Incluso el acento que había empleado para pronunciar estas
palabras era singularmente explícito.
De súbito, Zamiotof preguntó desde su rincón:
-¿No sería un futuro Napoleón el que mató a hachazos la semana
pasada a Alena Ivanovna?
Raskolnikof seguía mirando a Porfirio Petrovitch con firme fijeza.

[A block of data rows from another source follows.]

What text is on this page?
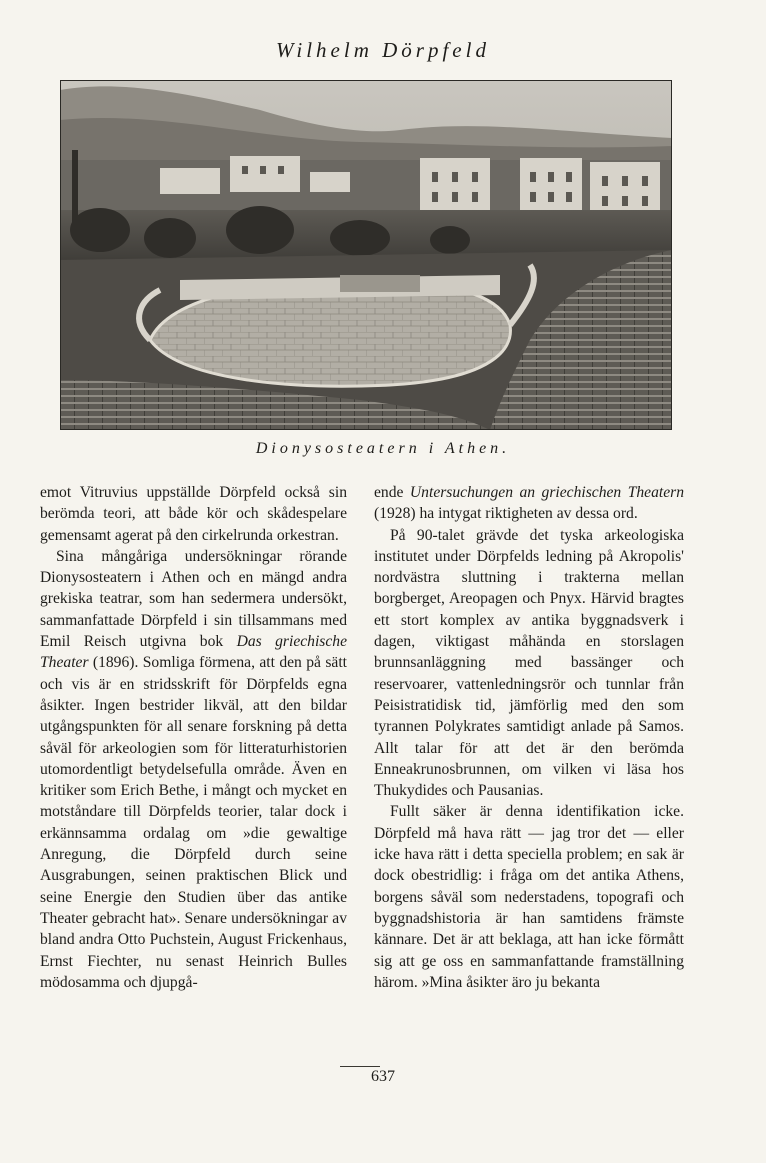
Wilhelm Dörpfeld
Dionysosteatern i Athen.

emot Vitruvius uppställde Dörpfeld också sin berömda teori, att både kör och skådespelare gemensamt agerat på den cirkelrunda orkestran.

Sina mångåriga undersökningar rörande Dionysosteatern i Athen och en mängd andra grekiska teatrar, som han sedermera undersökt, sammanfattade Dörpfeld i sin tillsammans med Emil Reisch utgivna bok Das griechische Theater (1896). Somliga förmena, att den på sätt och vis är en stridsskrift för Dörpfelds egna åsikter. Ingen bestrider likväl, att den bildar utgångspunkten för all senare forskning på detta såväl för arkeologien som för litteraturhistorien utomordentligt betydelsefulla område. Även en kritiker som Erich Bethe, i mångt och mycket en motståndare till Dörpfelds teorier, talar dock i erkännsamma ordalag om »die gewaltige Anregung, die Dörpfeld durch seine Ausgrabungen, seinen praktischen Blick und seine Energie den Studien über das antike Theater gebracht hat». Senare undersökningar av bland andra Otto Puchstein, August Frickenhaus, Ernst Fiechter, nu senast Heinrich Bulles mödosamma och djupgå-

ende Untersuchungen an griechischen Theatern (1928) ha intygat riktigheten av dessa ord.

På 90-talet grävde det tyska arkeologiska institutet under Dörpfelds ledning på Akropolis' nordvästra sluttning i trakterna mellan borgberget, Areopagen och Pnyx. Härvid bragtes ett stort komplex av antika byggnadsverk i dagen, viktigast måhända en storslagen brunnsanläggning med bassänger och reservoarer, vattenledningsrör och tunnlar från Peisistratidisk tid, jämförlig med den som tyrannen Polykrates samtidigt anlade på Samos. Allt talar för att det är den berömda Enneakrunosbrunnen, om vilken vi läsa hos Thukydides och Pausanias.

Fullt säker är denna identifikation icke. Dörpfeld må hava rätt — jag tror det — eller icke hava rätt i detta speciella problem; en sak är dock obestridlig: i fråga om det antika Athens, borgens såväl som nederstadens, topografi och byggnadshistoria är han samtidens främste kännare. Det är att beklaga, att han icke förmått sig att ge oss en sammanfattande framställning härom. »Mina åsikter äro ju bekanta

637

No dijo nada. Rasumikhine había fruncido las cejas. Desde hacía
un momento sospechaba algo que le hizo mirar furiosamente a un
lado y a otro. Hubo un minuto de penoso silencio. Raskolnikof se
dispuso a marcharse.
-¿Ya se va usted? -exclamó Porfirio Petrovitch con extrema
amabilidad y tendiendo la mano al joven-. Estoy encantado de
haberle conocido. En cuanto a su petición, puede estar tranquilo.
Haga usted el requerimiento por escrito tal como le he indicado.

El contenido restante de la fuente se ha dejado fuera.